Он возвращался домой вечером и читал технический журнал, в котором я однажды с удивлением обнаружила статью, подписанную: «И. Иванов, мастер». Как-то, зайдя к Пелагее Григорьевне за бельём, я застала Иванова. Сказать откровенно, я испугалась и хотела уйти, но Иванов посмотрел на меня своими колючими глазками и сказал:
– Чего же бежать-то, ведь за делом пришли, – и стал расспрашивать меня, кто я, откуда, и я чувствовала себя так, будто я в школе на экзамене.
Но ничего страшного не случилось; я поговорила с Ивановым минут пятнадцать, освоилась. Словом, всё шло хорошо до тех пор, пока он не спросил, нравится ли мне Ленинград. Я ответила, как обычно отвечала на этот вопрос: что, мол, много мостов, будто город не на земле стоит, а висит в воздухе.
Тут глаза Иванова сделались ещё меньше и злее. Он постучал по столику костяшками пальцев и сказал:
– Вон-на!.. Висит, значит! Ну, выдай ей, Пелагея, бельё.

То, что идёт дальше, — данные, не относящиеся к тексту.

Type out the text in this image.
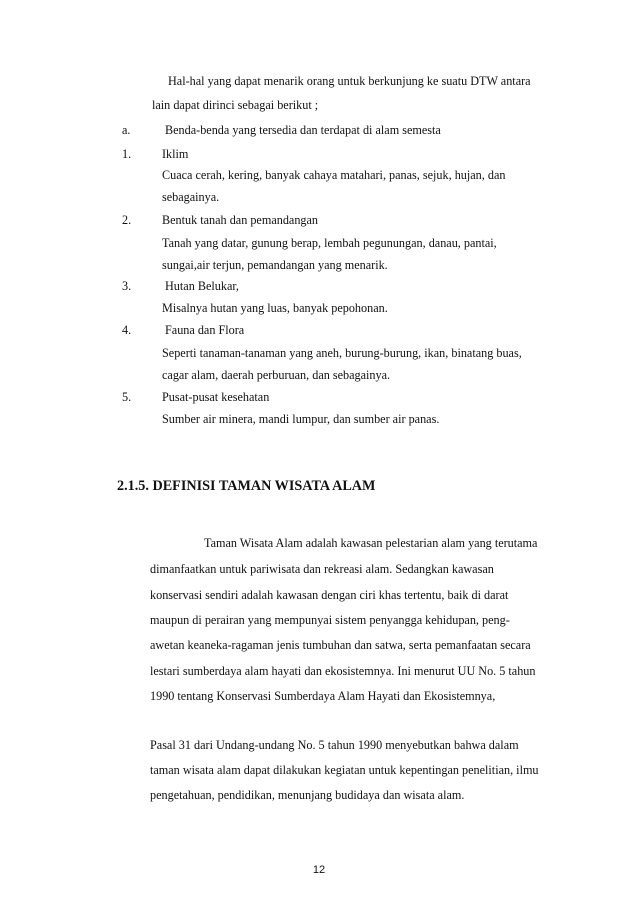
Hal-hal yang dapat menarik orang untuk berkunjung ke suatu DTW antara
lain dapat dirinci sebagai berikut ;
a.	Benda-benda yang tersedia dan terdapat di alam semesta
1.	Iklim
Cuaca cerah, kering, banyak cahaya matahari, panas, sejuk, hujan, dan
sebagainya.
2.	Bentuk tanah dan pemandangan
Tanah yang datar, gunung berap, lembah pegunungan, danau, pantai,
sungai,air terjun, pemandangan yang menarik.
3.	Hutan Belukar,
Misalnya hutan yang luas, banyak pepohonan.
4.	Fauna dan Flora
Seperti tanaman-tanaman yang aneh, burung-burung, ikan, binatang buas,
cagar alam, daerah perburuan, dan sebagainya.
5.	Pusat-pusat kesehatan
Sumber air minera, mandi lumpur, dan sumber air panas.
2.1.5. DEFINISI TAMAN WISATA ALAM
Taman Wisata Alam adalah kawasan pelestarian alam yang terutama
dimanfaatkan untuk pariwisata dan rekreasi alam. Sedangkan kawasan
konservasi sendiri adalah kawasan dengan ciri khas tertentu, baik di darat
maupun di perairan yang mempunyai sistem penyangga kehidupan, peng-
awetan keaneka-ragaman jenis tumbuhan dan satwa, serta pemanfaatan secara
lestari sumberdaya alam hayati dan ekosistemnya. Ini menurut UU No. 5 tahun
1990 tentang Konservasi Sumberdaya Alam Hayati dan Ekosistemnya,
Pasal 31 dari Undang-undang No. 5 tahun 1990 menyebutkan bahwa dalam
taman wisata alam dapat dilakukan kegiatan untuk kepentingan penelitian, ilmu
pengetahuan, pendidikan, menunjang budidaya dan wisata alam.
12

Тогда я ушла, прижимая к груди ворох выстиранного белья, и никак не могла понять, чем я рассердила этого сумасбродного старика. Только потом я узнала от Пелагеи Григорьевны, что для старика не было развлечения большего, чем показывать приезжему город. Он водил его вдоль Лебяжьей канавки, и мимо Инженерного замка, и по набережной Невы. Иванов любил Ленинград и считал себя коренным ленинградцем.
После этого случая я старалась не встречаться с Ивановым. Он был какой-то степенный, медлительный, неразговорчивый и злой. Мне казалось, что и живёт он как-то медленно. А я… впрочем, вы помните, какая я была. Я решила просто не замечать Иванова.